Officials had been carrying out an “intensive review for several months… to allow the deportation of serious criminals and dangerous individuals to Afghanistan”, Interior Minister Nancy Faeser told journalists.

“It is clear to me that people who pose a potential threat to Germany’s security must be deported quickly,” Faeser said.

“That is why we are doing everything possible to find ways to deport criminals and dangerous people to both Syria and Afghanistan,” she said.

Deportations to Afghanistan from Germany have been completely stopped since the Taliban retook power in 2021.

But a debate over resuming expulsions has resurged after a 25-year-old Afghan was accused of attacking people with a knife at an anti-Islam rally in the western city of Mannheim on Friday.

A police officer, 29, died on Sunday after being repeatedly stabbed as he tried to intervene in the attack.

Five people taking part in a rally organised by Pax Europa, a campaign group against radical Islam, were also wounded.

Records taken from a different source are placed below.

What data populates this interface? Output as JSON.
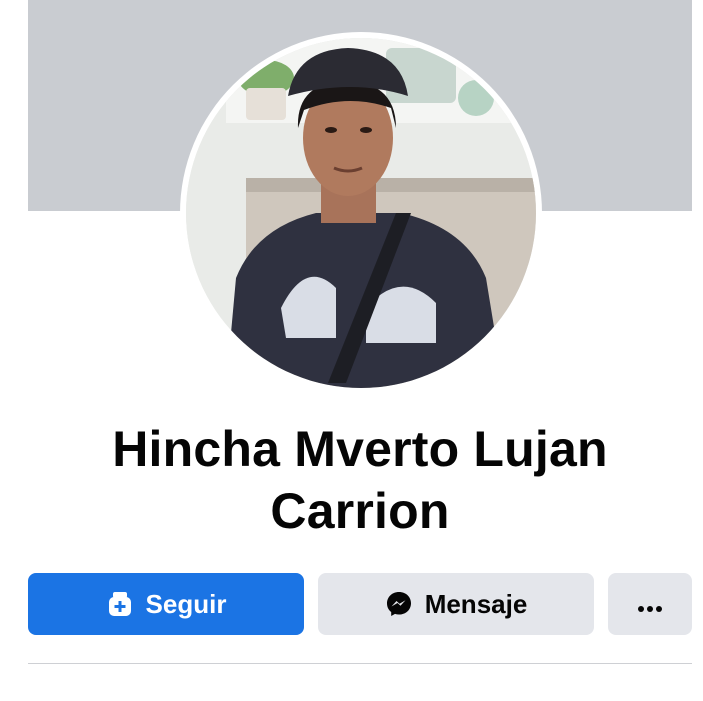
{
  "profile": {
    "name": "Hincha Mverto Lujan Carrion"
  },
  "actions": {
    "follow_label": "Seguir",
    "message_label": "Mensaje",
    "more_icon": "more-horizontal-icon"
  },
  "colors": {
    "cover": "#c9ccd1",
    "primary_button": "#1b74e4",
    "secondary_button": "#e4e6eb",
    "text": "#050505"
  }
}
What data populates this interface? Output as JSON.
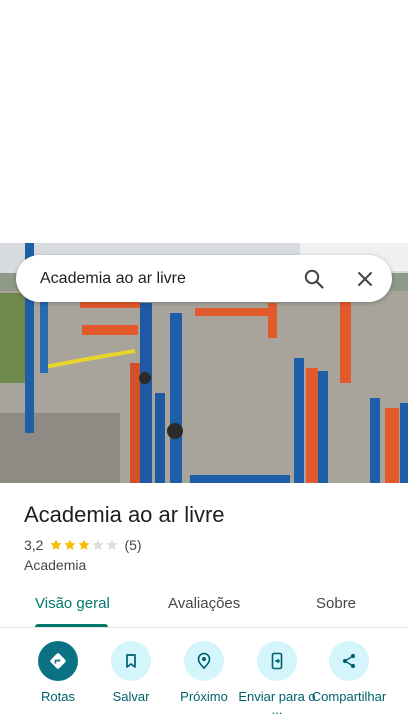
{
  "search": {
    "query": "Academia ao ar livre"
  },
  "place": {
    "title": "Academia ao ar livre",
    "rating": "3,2",
    "rating_value": 3.2,
    "stars_filled": 3,
    "stars_total": 5,
    "review_count": "(5)",
    "category": "Academia"
  },
  "tabs": [
    {
      "label": "Visão geral",
      "active": true
    },
    {
      "label": "Avaliações",
      "active": false
    },
    {
      "label": "Sobre",
      "active": false
    }
  ],
  "actions": [
    {
      "label": "Rotas",
      "icon": "directions-icon"
    },
    {
      "label": "Salvar",
      "icon": "bookmark-icon"
    },
    {
      "label": "Próximo",
      "icon": "nearby-icon"
    },
    {
      "label": "Enviar para o ...",
      "icon": "send-to-phone-icon"
    },
    {
      "label": "Compartilhar",
      "icon": "share-icon"
    }
  ],
  "colors": {
    "accent": "#00796b",
    "action_bg": "#d3f5fb",
    "primary_action_bg": "#0b7285",
    "star": "#fbbc04",
    "star_empty": "#dadce0"
  }
}
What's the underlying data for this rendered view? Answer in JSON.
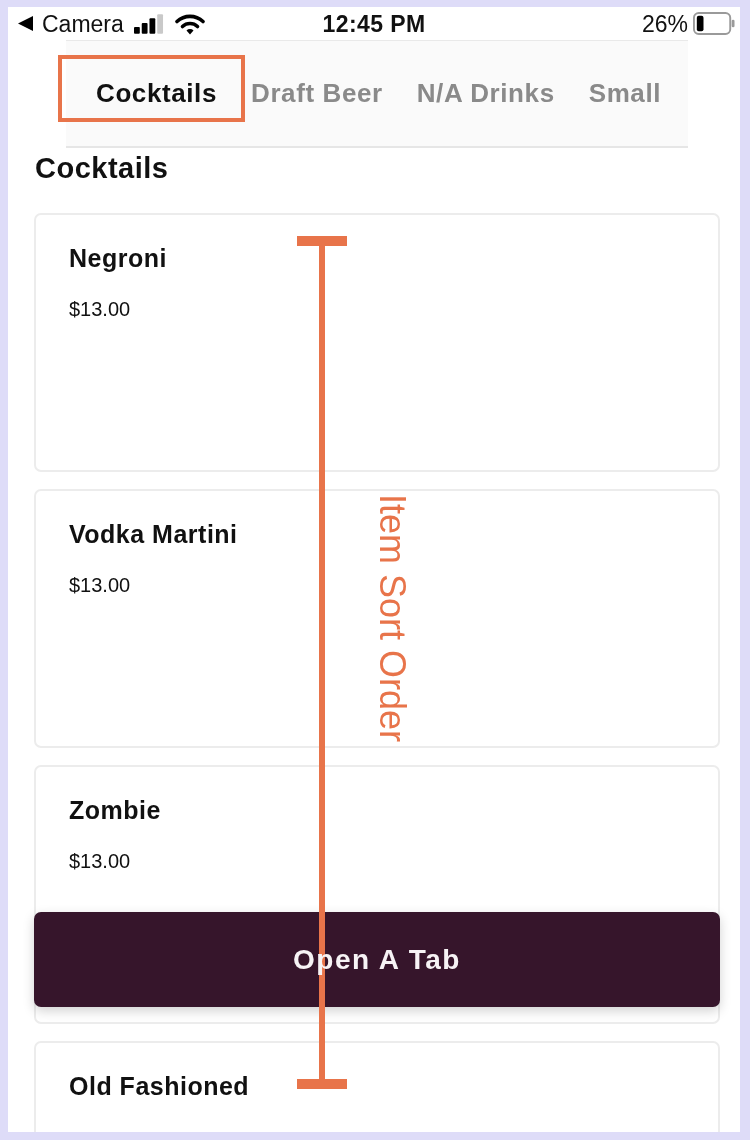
{
  "status_bar": {
    "back_label": "Camera",
    "time": "12:45 PM",
    "battery": "26%"
  },
  "tabs": [
    {
      "label": "Cocktails",
      "selected": true,
      "annotated": true
    },
    {
      "label": "Draft Beer",
      "selected": false,
      "annotated": false
    },
    {
      "label": "N/A Drinks",
      "selected": false,
      "annotated": false
    },
    {
      "label": "Small",
      "selected": false,
      "annotated": false
    }
  ],
  "section_title": "Cocktails",
  "items": [
    {
      "name": "Negroni",
      "price": "$13.00"
    },
    {
      "name": "Vodka Martini",
      "price": "$13.00"
    },
    {
      "name": "Zombie",
      "price": "$13.00"
    },
    {
      "name": "Old Fashioned"
    }
  ],
  "action_button": {
    "label": "Open A Tab"
  },
  "annotation": {
    "label": "Item Sort Order"
  }
}
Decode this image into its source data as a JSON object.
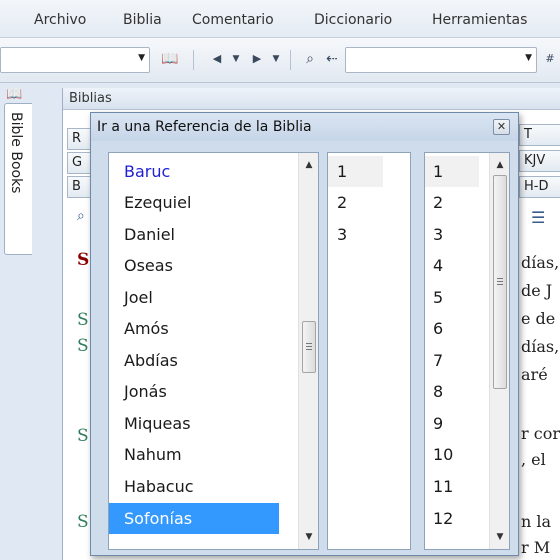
{
  "menubar": {
    "items": [
      "Archivo",
      "Biblia",
      "Comentario",
      "Diccionario",
      "Herramientas"
    ]
  },
  "toolbar": {
    "icons": [
      "book-icon",
      "back-icon",
      "forward-icon",
      "search-binoculars-icon",
      "search-next-icon"
    ]
  },
  "left_tabs": {
    "bible_books_label": "Bible Books"
  },
  "biblias_panel": {
    "title": "Biblias",
    "tab_fragments": [
      "R",
      "G",
      "B",
      "T",
      "KJV",
      "H-D"
    ],
    "background_text": [
      "días,",
      "de J",
      "e de",
      "días,",
      "aré",
      "r cor",
      ", el",
      "n la",
      "r M"
    ],
    "verse_marks": [
      "S",
      "S",
      "S",
      "S",
      "S"
    ]
  },
  "dialog": {
    "title": "Ir a una Referencia de la Biblia",
    "close_label": "✕",
    "books": [
      "Baruc",
      "Ezequiel",
      "Daniel",
      "Oseas",
      "Joel",
      "Amós",
      "Abdías",
      "Jonás",
      "Miqueas",
      "Nahum",
      "Habacuc",
      "Sofonías"
    ],
    "selected_book": "Sofonías",
    "highlighted_book": "Baruc",
    "chapters": [
      "1",
      "2",
      "3"
    ],
    "selected_chapter": "1",
    "verses": [
      "1",
      "2",
      "3",
      "4",
      "5",
      "6",
      "7",
      "8",
      "9",
      "10",
      "11",
      "12"
    ],
    "selected_verse": "1"
  },
  "colors": {
    "selection_blue": "#3399ff",
    "link_blue": "#1f1fd6",
    "verse_red": "#8b0000",
    "verse_green": "#2e7d5b"
  }
}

Friday’s brutal attack has inflamed a public debate over immigration in the run up to European elections and prompted calls to expand efforts to expel criminals.

READ ALSO: Tensions high in Mannheim after knife attack claims life of policeman

The suspect, named in the media as Sulaiman Ataee, came to Germany as a refugee in March 2013, according to reports.

Ataee, who arrived in the country with his brother at the age of only 14, was initially refused asylum but was not deported because of his age, according to German daily Bild.

Ataee subsequently went to school in Germany, and married a German woman of Turkish origin in 2019, with whom he has two children, according to the Spiegel weekly.

Per the reports, Ataee was not seen by authorities as a risk and did not appear to neighbours at his home in Heppenheim as an extremist.

Anti-terrorism prosecutors on Monday took over the investigation into the incident, as they looked to establish a motive.